I have a 02 745Li. Aside from BMW oil, BMW has approved Castrol Syntec 5W-30 to be used. Have been using it with no problems since 02

Just an FYI. From an engineerinng stand point of view. Remember, these engines are overhead cam. The engineers has formulated the

correct viscosity in light of the fact the oil must get to the top of the motor as quick as possible. This is especially important in getting the lubrication

up to where the cams are. If the oil is too thick, it takes too long to be pumped up to the cams(very oil hungry). My engineering instructors used this 

analogy....The oil must be pushed up to the overhead cams.
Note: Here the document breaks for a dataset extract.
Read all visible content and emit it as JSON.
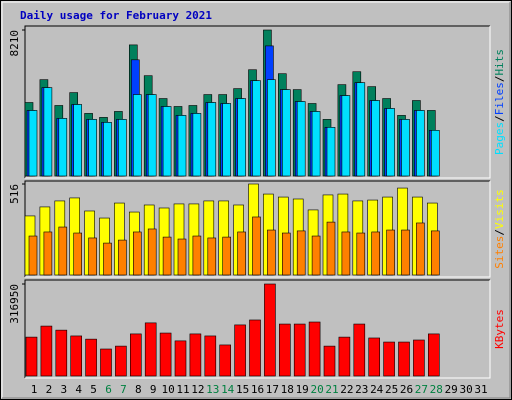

This 10W or 5W is like the difference of pushing a 5 pound weight over your head vs a 10 

pound weight over your head. And with overhead cams, you don't want to go too thick. Its 5W for that reason. Too thick and it will take too long to 

lube the upper end of the motor. The days of overhead valve motors are coming to an end.

stlbmw


----------



## USALEXUSBMW750 (Oct 24, 2009)

I am using castrol edge extended life 5w30 and have no problem change once a year or every 15k as they recomend


----------



## CodyItaliano (Feb 19, 2009)

i personally use the 10W30 Castrol Syntec because the vanos oil passages that oporate the cams varriable timing were making some noise. no more noise, its been working well for me now. i also run the car a bit vigorously, its not going to hurt it.


----------



## Oboyco (Aug 20, 2008)

When I called BMW NA they recommended 5w30 9n Valvoline, Castrol or Mobile one fully synthetic for my area, Colorado mountains


----------



## E92-Lighting (Sep 4, 2008)

i use Mobil only for all my oil


----------